Hurricane Irma has been described as the strongest Atlantic storm on record. Michigan Engineering faculty members are providing power outage forecasts, tracking its intensification and working to design more resilient infrastructure and communities.
Power outage forecasts
Seth Guikema, assistant professor of industrial and operations engineering and civil and environmental engineering, and colleagues have generated a power outage forecast that they will update regularly. Guikema uses big-data analytics to predict the hurricane’s effects and enable power companies, first responders and others to deploy resources more efficiently.
“As the storm progresses, we will be updating our power outage model, which is publicly available,” he said. “Our model provides information for utilities planning for the restoration and also for citizens, government agencies, and other private and public entities to help them make more informed decisions about how to prepare for and respond to this storm.”
Tracking intensification with CYGNSS satellites
Chris Ruf, professor of climate and space sciences and engineering, and colleagues have been monitoring Irma’s intensification in the CYGNSS Science Operations Center in the Space Research Building. NASA’s CYGNSS, or Cyclone Global Navigation Satellite System, is a constellation of eight microsatellite observatories that track storm intensification in unprecedented detail. Today, this process is not well understood and storms are expected to increase in intensity due to climate change. CYGNSS tracks wind speed data at tropical hurricane latitudes across the globe, taking 32 measurements per second. It launched in December and Irma is the second storm it has probed. Read more about CYGNSS.
“The CYGNSS Science Operations Center has been very busy all week determining when the satellites will be over Irma and constructing commands that were uplinked to the satellites to activate high resolution science modes during those overpasses,” Ruf said. “We will be monitoring the successful activation of those commands over the rest of the week, up to landfall and beyond. This is the same procedure that was followed with Harvey leading up to and after its landfall in Texas. The measurements will be used to improve our understanding of the underlying physical processes that drive the storms. This will ultimately lead to improvements in our ability to forecast them.”

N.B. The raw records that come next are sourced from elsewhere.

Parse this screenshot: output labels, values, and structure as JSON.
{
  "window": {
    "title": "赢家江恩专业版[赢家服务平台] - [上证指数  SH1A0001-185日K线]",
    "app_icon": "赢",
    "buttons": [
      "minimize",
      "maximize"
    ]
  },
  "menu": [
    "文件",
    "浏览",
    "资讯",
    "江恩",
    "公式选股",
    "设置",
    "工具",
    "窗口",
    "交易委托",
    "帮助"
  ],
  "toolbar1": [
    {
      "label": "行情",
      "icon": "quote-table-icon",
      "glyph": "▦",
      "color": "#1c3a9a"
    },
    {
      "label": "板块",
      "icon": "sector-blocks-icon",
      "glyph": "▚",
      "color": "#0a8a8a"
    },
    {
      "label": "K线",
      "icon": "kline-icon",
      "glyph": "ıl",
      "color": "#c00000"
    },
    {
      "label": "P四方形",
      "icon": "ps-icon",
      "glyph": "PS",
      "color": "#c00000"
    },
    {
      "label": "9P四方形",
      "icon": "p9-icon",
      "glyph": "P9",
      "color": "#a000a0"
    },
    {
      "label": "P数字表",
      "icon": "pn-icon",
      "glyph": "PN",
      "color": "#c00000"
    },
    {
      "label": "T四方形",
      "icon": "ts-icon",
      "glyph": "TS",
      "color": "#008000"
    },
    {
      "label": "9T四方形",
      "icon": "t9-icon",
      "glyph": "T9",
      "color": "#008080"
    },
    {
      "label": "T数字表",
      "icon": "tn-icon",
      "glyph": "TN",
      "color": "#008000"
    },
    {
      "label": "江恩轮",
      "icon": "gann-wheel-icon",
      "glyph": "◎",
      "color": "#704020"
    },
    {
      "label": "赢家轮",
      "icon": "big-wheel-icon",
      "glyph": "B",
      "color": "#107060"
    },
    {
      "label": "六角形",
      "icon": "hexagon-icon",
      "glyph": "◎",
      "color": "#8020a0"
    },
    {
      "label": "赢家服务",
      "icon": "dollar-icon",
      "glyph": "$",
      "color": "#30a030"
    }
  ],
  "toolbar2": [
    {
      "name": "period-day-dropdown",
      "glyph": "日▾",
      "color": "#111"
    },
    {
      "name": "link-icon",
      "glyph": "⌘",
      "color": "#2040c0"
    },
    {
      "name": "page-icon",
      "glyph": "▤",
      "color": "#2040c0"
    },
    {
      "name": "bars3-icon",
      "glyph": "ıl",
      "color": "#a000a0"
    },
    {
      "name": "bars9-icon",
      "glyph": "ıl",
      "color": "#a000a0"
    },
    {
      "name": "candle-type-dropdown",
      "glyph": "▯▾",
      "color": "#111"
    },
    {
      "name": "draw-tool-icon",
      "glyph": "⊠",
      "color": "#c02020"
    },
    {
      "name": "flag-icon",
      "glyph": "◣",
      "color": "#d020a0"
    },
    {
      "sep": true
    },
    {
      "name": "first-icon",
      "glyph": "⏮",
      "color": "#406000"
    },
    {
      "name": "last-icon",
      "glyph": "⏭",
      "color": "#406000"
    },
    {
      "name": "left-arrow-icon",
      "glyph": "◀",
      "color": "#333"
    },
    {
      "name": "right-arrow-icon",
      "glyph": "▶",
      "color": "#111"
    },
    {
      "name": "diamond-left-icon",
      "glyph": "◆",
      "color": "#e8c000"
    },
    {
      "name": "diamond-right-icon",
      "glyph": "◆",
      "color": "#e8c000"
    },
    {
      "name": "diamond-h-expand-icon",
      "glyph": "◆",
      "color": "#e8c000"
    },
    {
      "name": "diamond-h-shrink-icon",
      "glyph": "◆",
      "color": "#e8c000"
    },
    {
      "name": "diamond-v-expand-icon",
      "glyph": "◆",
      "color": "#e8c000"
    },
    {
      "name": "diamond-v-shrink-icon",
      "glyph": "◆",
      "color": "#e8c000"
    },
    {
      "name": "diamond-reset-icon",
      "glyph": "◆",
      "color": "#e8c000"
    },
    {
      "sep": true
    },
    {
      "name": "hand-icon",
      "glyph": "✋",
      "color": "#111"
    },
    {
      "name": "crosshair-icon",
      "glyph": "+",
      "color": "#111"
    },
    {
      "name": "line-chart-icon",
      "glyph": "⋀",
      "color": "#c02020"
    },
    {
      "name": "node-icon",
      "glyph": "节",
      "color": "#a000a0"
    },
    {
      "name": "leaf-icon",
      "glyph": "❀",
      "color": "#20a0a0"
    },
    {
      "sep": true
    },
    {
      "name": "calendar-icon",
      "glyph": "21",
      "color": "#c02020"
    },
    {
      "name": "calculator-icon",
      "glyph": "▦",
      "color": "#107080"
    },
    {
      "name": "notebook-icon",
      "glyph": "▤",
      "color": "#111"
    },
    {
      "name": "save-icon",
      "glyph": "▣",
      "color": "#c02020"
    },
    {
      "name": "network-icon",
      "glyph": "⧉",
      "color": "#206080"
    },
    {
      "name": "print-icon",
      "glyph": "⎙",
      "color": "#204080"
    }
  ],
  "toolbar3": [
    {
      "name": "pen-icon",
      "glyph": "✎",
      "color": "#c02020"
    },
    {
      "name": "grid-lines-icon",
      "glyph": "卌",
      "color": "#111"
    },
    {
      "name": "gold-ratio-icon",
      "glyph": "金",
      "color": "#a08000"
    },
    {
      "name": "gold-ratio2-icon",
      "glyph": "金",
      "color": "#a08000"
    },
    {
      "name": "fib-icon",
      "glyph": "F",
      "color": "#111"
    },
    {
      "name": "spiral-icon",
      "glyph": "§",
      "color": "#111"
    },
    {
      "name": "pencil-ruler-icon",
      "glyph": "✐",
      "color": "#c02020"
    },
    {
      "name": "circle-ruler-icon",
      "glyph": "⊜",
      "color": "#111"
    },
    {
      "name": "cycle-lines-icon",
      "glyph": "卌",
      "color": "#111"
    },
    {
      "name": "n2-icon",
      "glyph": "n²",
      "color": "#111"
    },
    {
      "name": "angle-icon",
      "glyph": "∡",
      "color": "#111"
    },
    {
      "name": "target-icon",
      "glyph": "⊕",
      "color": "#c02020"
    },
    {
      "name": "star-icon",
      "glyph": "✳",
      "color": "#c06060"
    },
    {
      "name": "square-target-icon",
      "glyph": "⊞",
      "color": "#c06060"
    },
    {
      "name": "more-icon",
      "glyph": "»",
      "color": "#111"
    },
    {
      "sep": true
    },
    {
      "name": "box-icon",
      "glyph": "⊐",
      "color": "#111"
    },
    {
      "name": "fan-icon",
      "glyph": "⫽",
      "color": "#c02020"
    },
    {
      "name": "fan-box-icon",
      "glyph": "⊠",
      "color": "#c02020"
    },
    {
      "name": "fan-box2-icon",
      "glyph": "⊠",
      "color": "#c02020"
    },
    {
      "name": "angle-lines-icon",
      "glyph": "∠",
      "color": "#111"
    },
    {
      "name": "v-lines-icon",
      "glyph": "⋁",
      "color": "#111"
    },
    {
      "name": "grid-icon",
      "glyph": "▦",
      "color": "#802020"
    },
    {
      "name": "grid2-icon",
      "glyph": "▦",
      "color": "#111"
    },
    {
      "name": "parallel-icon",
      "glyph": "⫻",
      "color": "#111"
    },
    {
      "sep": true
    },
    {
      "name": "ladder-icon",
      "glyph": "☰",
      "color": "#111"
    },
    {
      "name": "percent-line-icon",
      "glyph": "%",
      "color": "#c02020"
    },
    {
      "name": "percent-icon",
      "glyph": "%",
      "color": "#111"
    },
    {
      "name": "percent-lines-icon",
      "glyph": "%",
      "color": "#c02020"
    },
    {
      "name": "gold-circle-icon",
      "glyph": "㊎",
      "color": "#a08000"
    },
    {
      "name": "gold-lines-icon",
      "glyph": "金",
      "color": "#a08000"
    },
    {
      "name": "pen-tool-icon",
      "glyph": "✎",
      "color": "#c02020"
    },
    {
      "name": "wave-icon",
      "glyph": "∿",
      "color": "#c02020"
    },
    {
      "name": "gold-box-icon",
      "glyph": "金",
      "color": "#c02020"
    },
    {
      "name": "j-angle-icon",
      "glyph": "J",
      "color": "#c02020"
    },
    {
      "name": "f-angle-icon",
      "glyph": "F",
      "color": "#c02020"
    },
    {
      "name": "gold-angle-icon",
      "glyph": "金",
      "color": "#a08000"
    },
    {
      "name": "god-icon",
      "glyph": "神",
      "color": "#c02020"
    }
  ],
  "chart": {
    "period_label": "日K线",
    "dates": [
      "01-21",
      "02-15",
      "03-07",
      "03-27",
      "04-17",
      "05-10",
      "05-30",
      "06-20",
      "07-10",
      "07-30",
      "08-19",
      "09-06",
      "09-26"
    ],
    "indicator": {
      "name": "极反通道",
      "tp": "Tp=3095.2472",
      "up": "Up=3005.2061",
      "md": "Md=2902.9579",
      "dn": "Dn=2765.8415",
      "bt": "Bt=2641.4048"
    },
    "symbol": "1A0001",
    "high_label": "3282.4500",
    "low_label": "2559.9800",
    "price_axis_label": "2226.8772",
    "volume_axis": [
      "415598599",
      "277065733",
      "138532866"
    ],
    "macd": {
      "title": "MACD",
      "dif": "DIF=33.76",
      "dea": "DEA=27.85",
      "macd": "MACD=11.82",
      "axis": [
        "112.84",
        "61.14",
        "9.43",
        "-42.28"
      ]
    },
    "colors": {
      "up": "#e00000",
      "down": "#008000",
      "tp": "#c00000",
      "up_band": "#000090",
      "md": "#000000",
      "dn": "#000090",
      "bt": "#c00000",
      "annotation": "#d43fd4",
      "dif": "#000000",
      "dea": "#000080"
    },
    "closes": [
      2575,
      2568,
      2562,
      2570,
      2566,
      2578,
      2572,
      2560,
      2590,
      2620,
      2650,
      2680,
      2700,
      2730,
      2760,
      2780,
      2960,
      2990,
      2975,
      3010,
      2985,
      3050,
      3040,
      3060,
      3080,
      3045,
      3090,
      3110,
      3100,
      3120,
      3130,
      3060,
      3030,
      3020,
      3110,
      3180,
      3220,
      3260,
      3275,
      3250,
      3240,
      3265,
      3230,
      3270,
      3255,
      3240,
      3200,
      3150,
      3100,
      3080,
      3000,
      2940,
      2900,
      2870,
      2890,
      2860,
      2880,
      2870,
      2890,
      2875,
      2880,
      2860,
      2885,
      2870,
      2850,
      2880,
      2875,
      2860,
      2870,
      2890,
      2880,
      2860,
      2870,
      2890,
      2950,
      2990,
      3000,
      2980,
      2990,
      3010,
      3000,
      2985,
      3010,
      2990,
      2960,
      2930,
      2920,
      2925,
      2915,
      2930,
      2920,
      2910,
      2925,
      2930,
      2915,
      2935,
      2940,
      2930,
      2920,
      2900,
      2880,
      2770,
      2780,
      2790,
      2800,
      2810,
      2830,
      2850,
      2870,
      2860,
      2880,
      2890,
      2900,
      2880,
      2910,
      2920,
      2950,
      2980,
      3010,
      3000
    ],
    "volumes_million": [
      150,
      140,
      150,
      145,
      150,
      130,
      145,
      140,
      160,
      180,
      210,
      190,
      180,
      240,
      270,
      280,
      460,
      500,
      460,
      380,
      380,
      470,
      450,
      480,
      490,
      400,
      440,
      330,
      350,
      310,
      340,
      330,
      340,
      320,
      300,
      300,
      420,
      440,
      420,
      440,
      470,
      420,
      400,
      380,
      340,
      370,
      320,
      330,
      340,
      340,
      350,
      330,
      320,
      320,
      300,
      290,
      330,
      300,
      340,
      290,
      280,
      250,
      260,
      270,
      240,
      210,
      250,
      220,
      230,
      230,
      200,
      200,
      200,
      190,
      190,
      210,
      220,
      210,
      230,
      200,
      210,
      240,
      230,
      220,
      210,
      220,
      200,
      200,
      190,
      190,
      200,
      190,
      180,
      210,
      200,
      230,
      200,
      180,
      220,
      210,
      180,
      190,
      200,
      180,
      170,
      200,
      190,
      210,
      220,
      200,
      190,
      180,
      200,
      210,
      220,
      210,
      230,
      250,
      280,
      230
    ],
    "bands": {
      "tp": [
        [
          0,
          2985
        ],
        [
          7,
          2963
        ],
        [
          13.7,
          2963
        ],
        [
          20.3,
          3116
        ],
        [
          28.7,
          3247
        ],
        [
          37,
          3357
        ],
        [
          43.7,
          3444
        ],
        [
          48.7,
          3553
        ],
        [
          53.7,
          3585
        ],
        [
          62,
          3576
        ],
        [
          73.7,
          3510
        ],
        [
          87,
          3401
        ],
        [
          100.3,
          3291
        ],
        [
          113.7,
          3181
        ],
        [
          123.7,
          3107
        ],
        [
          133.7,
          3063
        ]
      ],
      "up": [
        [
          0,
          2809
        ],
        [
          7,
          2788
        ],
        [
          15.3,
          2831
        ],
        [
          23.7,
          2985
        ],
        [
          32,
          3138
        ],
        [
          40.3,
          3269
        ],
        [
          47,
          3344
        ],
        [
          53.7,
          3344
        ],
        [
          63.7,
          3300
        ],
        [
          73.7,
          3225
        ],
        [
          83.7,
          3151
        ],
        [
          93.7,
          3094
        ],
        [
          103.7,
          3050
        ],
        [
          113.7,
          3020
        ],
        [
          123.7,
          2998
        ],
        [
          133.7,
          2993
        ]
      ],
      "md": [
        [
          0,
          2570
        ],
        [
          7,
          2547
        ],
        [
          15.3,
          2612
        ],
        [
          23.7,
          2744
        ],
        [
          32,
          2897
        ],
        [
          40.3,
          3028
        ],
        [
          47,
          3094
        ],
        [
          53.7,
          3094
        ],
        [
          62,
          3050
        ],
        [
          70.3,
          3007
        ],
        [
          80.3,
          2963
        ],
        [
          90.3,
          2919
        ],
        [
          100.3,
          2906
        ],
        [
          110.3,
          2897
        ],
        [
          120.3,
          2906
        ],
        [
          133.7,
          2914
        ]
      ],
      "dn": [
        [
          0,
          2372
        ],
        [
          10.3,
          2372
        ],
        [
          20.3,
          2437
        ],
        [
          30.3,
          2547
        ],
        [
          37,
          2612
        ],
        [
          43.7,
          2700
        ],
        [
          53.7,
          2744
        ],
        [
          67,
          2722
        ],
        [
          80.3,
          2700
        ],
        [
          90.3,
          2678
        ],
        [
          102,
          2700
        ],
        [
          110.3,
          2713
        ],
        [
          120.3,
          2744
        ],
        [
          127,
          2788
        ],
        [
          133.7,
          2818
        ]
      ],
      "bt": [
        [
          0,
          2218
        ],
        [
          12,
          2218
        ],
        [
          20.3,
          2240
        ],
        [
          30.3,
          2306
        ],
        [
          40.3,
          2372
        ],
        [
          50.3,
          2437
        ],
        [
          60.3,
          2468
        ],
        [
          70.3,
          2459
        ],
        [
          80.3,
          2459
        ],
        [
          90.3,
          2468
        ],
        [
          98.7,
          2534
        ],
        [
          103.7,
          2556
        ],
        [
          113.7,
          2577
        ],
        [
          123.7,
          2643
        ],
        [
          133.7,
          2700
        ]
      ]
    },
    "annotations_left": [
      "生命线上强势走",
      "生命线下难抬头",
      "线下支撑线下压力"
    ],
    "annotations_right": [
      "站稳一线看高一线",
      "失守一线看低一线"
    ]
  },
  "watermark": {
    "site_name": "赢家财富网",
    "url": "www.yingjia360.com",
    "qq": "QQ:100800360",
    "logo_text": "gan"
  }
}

Natural hazards engineering & community resilience
Sherif El-Tawil is a professor of civil and environmental engineering who studies natural hazards engineering and community resilience.
“One issue that most people do not fully appreciate is that disasters are compounded by interactions that occur during or after the initiating event. In many cases, interactions that are not well understood or thought to be too remote turn out to be particularly impactful,” he said.
In the recent Hurricane Harvey, for example, the storm surge created fast-moving debris, which downed live power lines. The downed lines were hidden under standing water leading to electrocution hazards.
An ongoing research study at U-M is investigating how such interactions occur and propagate during disasters. The objective of the study, which is funded by the National Science Foundation, is to develop simulation tools that can be used by policy makers to better prepare their communities for extreme events.
El-Tawil also discussed the extent to which our infrastructure will be able to withstand the storms of the future.
“It is fair to say that climate change is challenging our long established risk models, especially for wind-based disasters. In other words, what we now think of as a 1-in-500 year event may no longer be such a low probability incident as storms intensify as a result of climate change,” he said. “Since it is not yet clear how climate change affects storm intensity, it is hard to predict how the hazard level will grow and make our communities more vulnerable. However, indications are that the risk is growing.”
This is compounded by increases in population and movement toward more urban areas that are susceptible to natural hazards, added Jason McCormick, associate professor of civil and environmental engineering.
“Whether from climate change or a better understanding of the natural hazards affecting a region, it is clear that the models which have provided the loads for which our infrastructure is designed may be underestimating the potential hazard leading to an increase in the vulnerability of a region’s built infrastructure,” McCormick said.
At the same time, he added, design codes are regularly updated, so the populations that are most vulnerable are those in older infrastructure.
Hurricanes are some of the most destructive forces in nature,” said Seymour MJ Spence, assistant professor of civil and environmental engineering.
“While the extreme wind speeds that occur during hurricanes are perhaps the most easily recognizable symbol of hurricanes, it is the associated storm surge, wind-borne debris and wind driven rain that causes the vast majority of casualties and property damage during these events,” Spence said. “Because of the interdependencies that exist between these phenomena, predicting the potential for damage of a coastal community is a complex engineering task. Recent advances in these areas are beginning to provide the means to find solutions. However, there are still many hurdles to overcome. Events such as Irma remind us of the need to act swiftly in finding answers.”